Sorry bud, don't know nothin' bout mackeral . . . tog are the only thing on my radar this time of year


----------



## cygnus-x1 (Oct 12, 2005)

NTKG said:


> any of ya'll md boys know anything about head boats goin out for tinker mackeral? its approx this time of year aint it?


There used to be a big mackeral run that went for about 3 weeks and it was usually near Easter. I think a few boats still go out of OC and DE for them but heir numbers have declined somewhat over the past 10 years. I remember fishing at IRI in 1999 on Easter Sunday (wasn't married then) and a guy pulled up to do some Tog fishing after he got off the mackeral boat. He showed us his cooler almost full of them.


----------



## chump (Jul 18, 2005)

cygnus-x1 said:


> There used to be a big mackeral run that went for about 3 weeks and it was usually near Easter. I think a few boats still go out of OC and DE for them but heir numbers have declined somewhat over the past 10 years. I remember fishing at IRI in 1999 on Easter Sunday (wasn't married then) and a guy pulled up to do some Tog fishing after he got off the mackeral boat. He showed us his cooler almost full of them.

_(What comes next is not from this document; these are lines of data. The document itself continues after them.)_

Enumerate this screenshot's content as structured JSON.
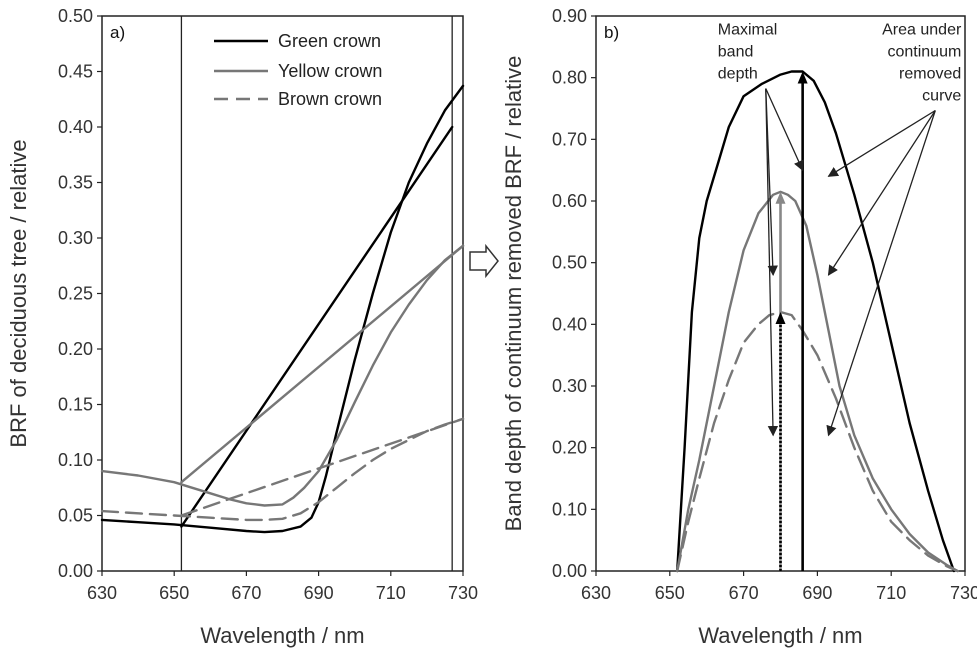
{
  "chart_data": [
    {
      "panel_label": "a)",
      "type": "line",
      "xlabel": "Wavelength / nm",
      "ylabel": "BRF of deciduous tree / relative",
      "xlim": [
        630,
        730
      ],
      "ylim": [
        0,
        0.5
      ],
      "xticks": [
        "630",
        "650",
        "670",
        "690",
        "710",
        "730"
      ],
      "yticks": [
        "0.00",
        "0.05",
        "0.10",
        "0.15",
        "0.20",
        "0.25",
        "0.30",
        "0.35",
        "0.40",
        "0.45",
        "0.50"
      ],
      "reference_lines_x": [
        652,
        727
      ],
      "legend": {
        "placement": "top-right"
      },
      "series": [
        {
          "name": "Green crown",
          "color": "#000000",
          "style": "solid",
          "x": [
            630,
            640,
            650,
            660,
            670,
            675,
            680,
            685,
            688,
            690,
            692,
            695,
            700,
            705,
            710,
            715,
            720,
            725,
            730
          ],
          "y": [
            0.046,
            0.044,
            0.042,
            0.039,
            0.036,
            0.035,
            0.036,
            0.04,
            0.048,
            0.062,
            0.085,
            0.125,
            0.19,
            0.25,
            0.305,
            0.35,
            0.385,
            0.415,
            0.437
          ]
        },
        {
          "name": "Green crown continuum",
          "color": "#000000",
          "style": "solid",
          "x": [
            652,
            727
          ],
          "y": [
            0.04,
            0.4
          ]
        },
        {
          "name": "Yellow crown",
          "color": "#777777",
          "style": "solid",
          "x": [
            630,
            640,
            650,
            655,
            660,
            665,
            670,
            675,
            680,
            683,
            686,
            690,
            695,
            700,
            705,
            710,
            715,
            720,
            725,
            730
          ],
          "y": [
            0.09,
            0.086,
            0.08,
            0.075,
            0.07,
            0.065,
            0.061,
            0.059,
            0.06,
            0.066,
            0.075,
            0.09,
            0.118,
            0.152,
            0.185,
            0.215,
            0.24,
            0.262,
            0.28,
            0.293
          ]
        },
        {
          "name": "Yellow crown continuum",
          "color": "#777777",
          "style": "solid",
          "x": [
            652,
            730
          ],
          "y": [
            0.08,
            0.293
          ]
        },
        {
          "name": "Brown crown",
          "color": "#777777",
          "style": "dashed",
          "x": [
            630,
            640,
            650,
            660,
            670,
            675,
            680,
            685,
            690,
            695,
            700,
            705,
            710,
            715,
            720,
            725,
            730
          ],
          "y": [
            0.054,
            0.052,
            0.05,
            0.048,
            0.046,
            0.046,
            0.047,
            0.052,
            0.062,
            0.075,
            0.088,
            0.1,
            0.11,
            0.118,
            0.126,
            0.132,
            0.137
          ]
        },
        {
          "name": "Brown crown continuum",
          "color": "#777777",
          "style": "dashed",
          "x": [
            652,
            730
          ],
          "y": [
            0.05,
            0.137
          ]
        }
      ]
    },
    {
      "panel_label": "b)",
      "type": "line",
      "xlabel": "Wavelength / nm",
      "ylabel": "Band depth of continuum removed BRF / relative",
      "xlim": [
        630,
        730
      ],
      "ylim": [
        0,
        0.9
      ],
      "xticks": [
        "630",
        "650",
        "670",
        "690",
        "710",
        "730"
      ],
      "yticks": [
        "0.00",
        "0.10",
        "0.20",
        "0.30",
        "0.40",
        "0.50",
        "0.60",
        "0.70",
        "0.80",
        "0.90"
      ],
      "series": [
        {
          "name": "Green crown",
          "color": "#000000",
          "style": "solid",
          "x": [
            652,
            654,
            656,
            658,
            660,
            663,
            666,
            670,
            675,
            680,
            683,
            686,
            689,
            692,
            695,
            700,
            705,
            710,
            715,
            720,
            724,
            727
          ],
          "y": [
            0.0,
            0.2,
            0.42,
            0.54,
            0.6,
            0.66,
            0.72,
            0.77,
            0.79,
            0.805,
            0.81,
            0.81,
            0.795,
            0.76,
            0.71,
            0.61,
            0.5,
            0.37,
            0.24,
            0.13,
            0.05,
            0.0
          ]
        },
        {
          "name": "Yellow crown",
          "color": "#777777",
          "style": "solid",
          "x": [
            652,
            655,
            658,
            662,
            666,
            670,
            674,
            678,
            680,
            682,
            684,
            687,
            690,
            693,
            696,
            700,
            705,
            710,
            715,
            720,
            725,
            728
          ],
          "y": [
            0.0,
            0.1,
            0.18,
            0.3,
            0.42,
            0.52,
            0.58,
            0.61,
            0.615,
            0.61,
            0.6,
            0.56,
            0.48,
            0.39,
            0.3,
            0.22,
            0.15,
            0.1,
            0.06,
            0.03,
            0.01,
            0.0
          ]
        },
        {
          "name": "Brown crown",
          "color": "#777777",
          "style": "dashed",
          "x": [
            652,
            655,
            658,
            662,
            666,
            670,
            674,
            677,
            680,
            683,
            686,
            690,
            695,
            700,
            705,
            710,
            715,
            720,
            725,
            728
          ],
          "y": [
            0.0,
            0.08,
            0.15,
            0.24,
            0.31,
            0.37,
            0.4,
            0.415,
            0.42,
            0.415,
            0.39,
            0.35,
            0.28,
            0.2,
            0.13,
            0.08,
            0.05,
            0.025,
            0.008,
            0.0
          ]
        }
      ],
      "depth_markers": [
        {
          "x": 686,
          "y": 0.81,
          "color": "#000000",
          "style": "solid"
        },
        {
          "x": 680,
          "y": 0.615,
          "color": "#888888",
          "style": "solid"
        },
        {
          "x": 680,
          "y": 0.42,
          "color": "#000000",
          "style": "dotted"
        }
      ],
      "annotations": [
        {
          "lines": [
            "Maximal",
            "band",
            "depth"
          ],
          "anchor": "start",
          "x": 663,
          "y": 0.87,
          "targets": [
            [
              686,
              0.65
            ],
            [
              678,
              0.48
            ],
            [
              678,
              0.22
            ]
          ]
        },
        {
          "lines": [
            "Area under",
            "continuum",
            "removed",
            "curve"
          ],
          "anchor": "end",
          "x": 729,
          "y": 0.87,
          "targets": [
            [
              693,
              0.64
            ],
            [
              693,
              0.48
            ],
            [
              693,
              0.22
            ]
          ]
        }
      ]
    }
  ]
}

Cyg, the ones you're referring to are the Atlantic mackerals. I'm not sure if tinkers are the same thing or not, but I know the Easter runs were the Atlantic macks.


----------



## NTKG (Aug 16, 2003)

yeah sorry differnt name thing again...

atlantic mackeral.


----------



## Duke of Fluke (May 22, 2002)

They are killing them off northern NJ right now. For several years the fish have not moved as far south as they used to. If you want to get into them head to Belmar Nj and fish on the Miss Belmar Princess. They have been catching them for about 2 weeks now.


----------



## AtlantaKing (Jul 7, 2002)

Yo, DoF, where you been? I thought you fell off the face of the earth! When ya putting the boat back in the water?


----------



## NTKG (Aug 16, 2003)

Duke of Fluke said:


> They are killing them off northern NJ right now. For several years the fish have not moved as far south as they used to. If you want to get into them head to Belmar Nj and fish on the Miss Belmar Princess. They have been catching them for about 2 weeks now.


thanks duke, best info i coulda gotten. btw do you know how long the run out is? im thinkin takin my father just to give him something to do, but im not sure he can take too long of a haul out.

thanks again


----------



## Duke of Fluke (May 22, 2002)

Last year it there was no run, but for several years prior to that it lasted from Late Dec. or early Jan. through March. It used to be that we would get a shot for a week or two in Dec. or Jan then another shot for a few weeks in April. This overwintering thing is a relatively recent development and I don't think anyone has it figured out. It has been decent fishng so far this year from what I hear. My best advice is to watch the reports or call the boat before going. I would also try to avoid fishing after a big blow as it tends to scatter the schools.

Good luck.


----------



## NTKG (Aug 16, 2003)

Duke of Fluke said:


> Last year it there was no run, but for several years prior to that it lasted from Late Dec. or early Jan. through March. It used to be that we would get a shot for a week or two in Dec. or Jan then another shot for a few weeks in April. This overwintering thing is a relatively recent development and I don't think anyone has it figured out. It has been decent fishng so far this year from what I hear. My best advice is to watch the reports or call the boat before going. I would also try to avoid fishing after a big blow as it tends to scatter the schools.
> 
> Good luck.



oh im sorry i meant how long of a run out is it in the boat. like an hour or 3 run out to the fishing grounds.


----------



## Duke of Fluke (May 22, 2002)

NTKG said:


> oh im sorry i meant how long of a run out is it in the boat. like an hour or 3 run out to the fishing grounds.



Hey, I never claime to have good reading comprehension skills:redface:

From what I hear they have been fishing around the mudhole and slightly east. It is a big area but I would imagine that it is an hour to an hour and a half run from the dock.


----------